L’impression de flotter sur un lac de désir

Stewart Lindh, propos recueillis par Mathilde Lequin publié le 4 min

Un voyage dans la lumière : voilà ce qu’a été pour Stewart Lindh, l'un des derniers étudiants de Barthes, le séminaire sur le discours amoureux.

«Ancien fusilier dans les Marines, j’avais laissé tomber les études et j’écrivais des poèmes lorsque j’ai eu entre les mains Le Degré zéro de l’écriture – le premier livre de Barthes, publié en 1953. Hypnotisé, je suis allé à Paris en 1974 pour le rencontrer. Et il a accepté de diriger ma thèse sur le langage et la mort. À cette époque, pour gagner ma vie, j’étais videur dans une boîte de nuit à Montparnasse. Chaque semaine, lorsque je me rendais au séminaire de la rue de Tournon, je passais de l’obscurité et du chaos à un espace immaculé.

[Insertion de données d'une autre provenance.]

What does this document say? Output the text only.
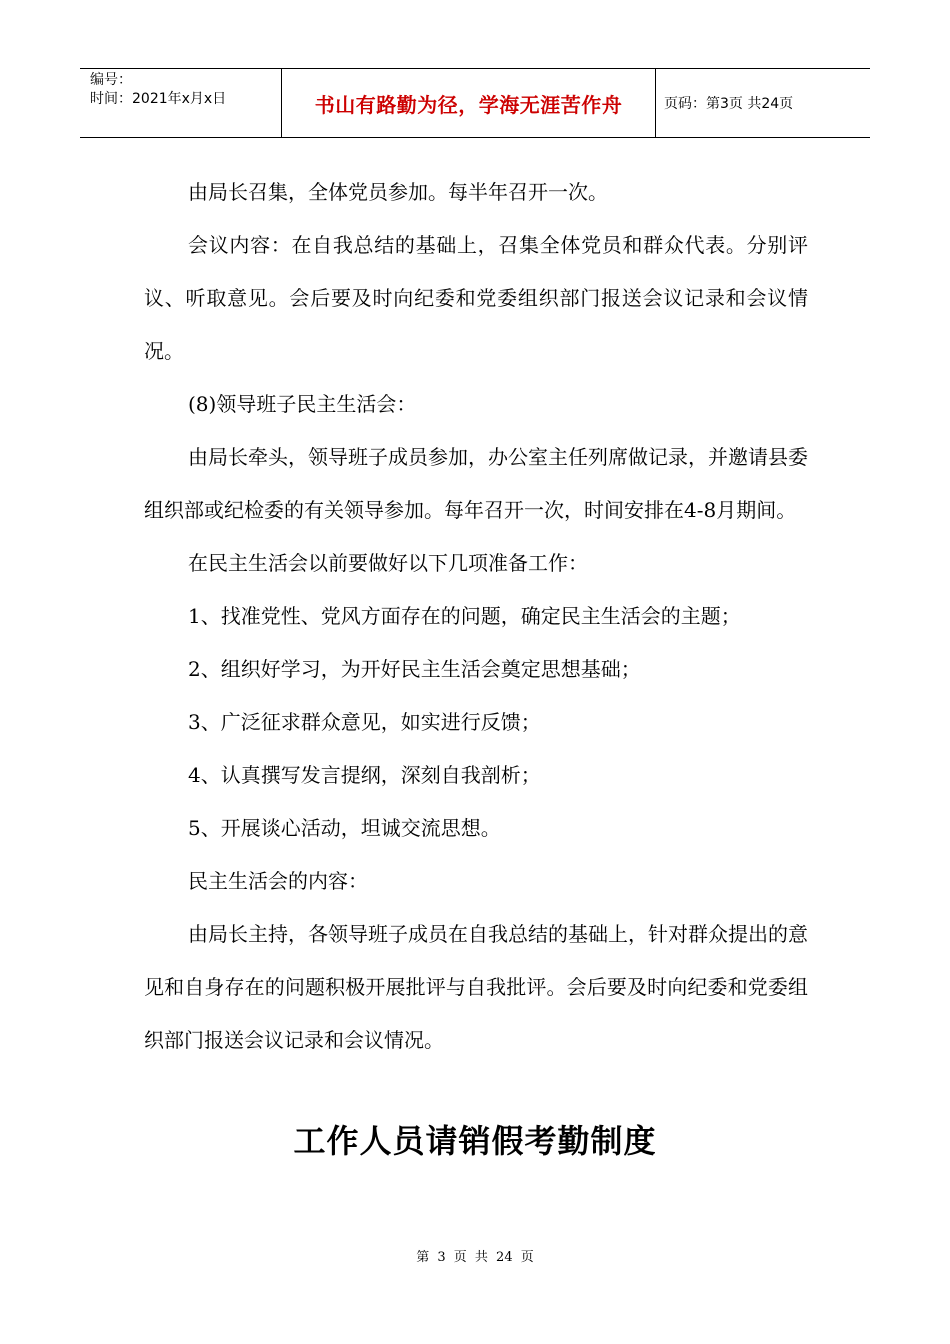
编号：
时间：2021年x月x日	书山有路勤为径，学海无涯苦作舟	页码：第3页 共24页

由局长召集，全体党员参加。每半年召开一次。

会议内容：在自我总结的基础上，召集全体党员和群众代表。分别评议、听取意见。会后要及时向纪委和党委组织部门报送会议记录和会议情况。

(8)领导班子民主生活会：

由局长牵头，领导班子成员参加，办公室主任列席做记录，并邀请县委组织部或纪检委的有关领导参加。每年召开一次，时间安排在4-8月期间。

在民主生活会以前要做好以下几项准备工作：

1、找准党性、党风方面存在的问题，确定民主生活会的主题；

2、组织好学习，为开好民主生活会奠定思想基础；

3、广泛征求群众意见，如实进行反馈；

4、认真撰写发言提纲，深刻自我剖析；

5、开展谈心活动，坦诚交流思想。

民主生活会的内容：

由局长主持，各领导班子成员在自我总结的基础上，针对群众提出的意见和自身存在的问题积极开展批评与自我批评。会后要及时向纪委和党委组织部门报送会议记录和会议情况。

工作人员请销假考勤制度
第 3 页 共 24 页
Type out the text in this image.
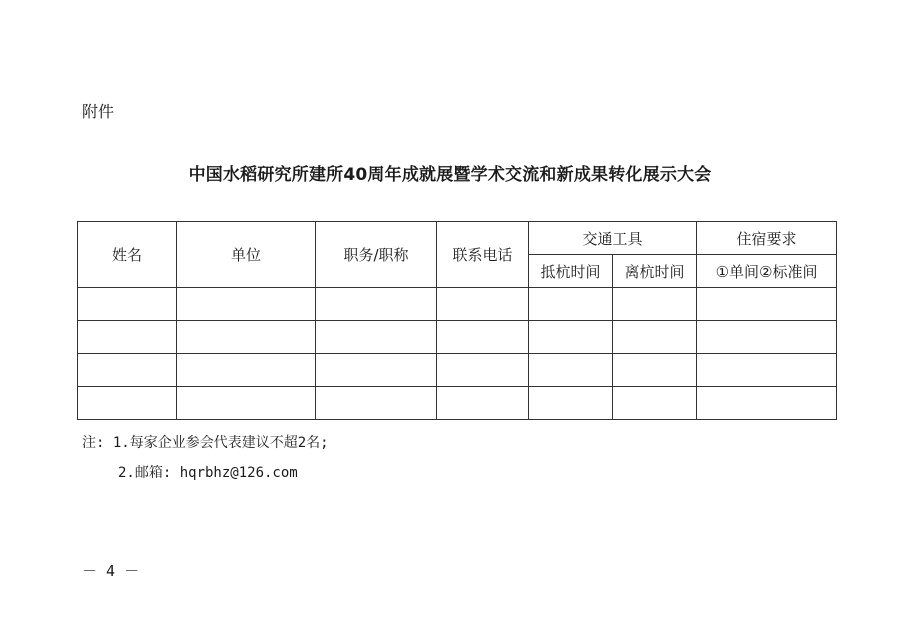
附件
中国水稻研究所建所40周年成就展暨学术交流和新成果转化展示大会
姓名	单位	职务/职称	联系电话	交通工具		住宿要求
				抵杭时间	离杭时间	①单间②标准间

注: 1.每家企业参会代表建议不超2名;
2.邮箱: hqrbhz@126.com
－ 4 －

Il y régnait une atmosphère qui m’évoque de façon irrésistible le Banquet de Platon – à ceci près que l’alcool en était absent. Nous étions là quinze étudiants triés sur le volet, s’essayant à dire l’amour, à capter le désir dans le langage. Cet espace privilégié était intensément érotique, d’un érotisme qui passait par le plaisir du texte, par la jouissance de jouer avec le signifiant. Tout le monde était amoureux de Barthes, et Barthes aimait tout le monde. Il était, pour ainsi dire, notre Socrate : attentive, jamais orgueilleuse, sa voix reconnaissait la différence de chacun. Ce n’était pas celle d’un professeur, employant le langage comme un instrument de pouvoir : le séminaire sur le discours amoureux était au contraire un espace neutre, à la marge, où le langage était utilisé hors du pouvoir. Barthes distinguait l’espace institutionnel, celui de l’École pratique des hautes études, l’espace transformationnel du séminaire (“l’espace de circulation des désirs subtils, des désirs mobiles”, écrit-il dans Roland Barthes par Roland Barthes) et l’espace textuel, celui du désir et du plaisir dans le langage. Cette jouissance du discours était comme une poudre lumineuse qui laissait, après chaque séance, l’impression de flotter sur un lac de désir.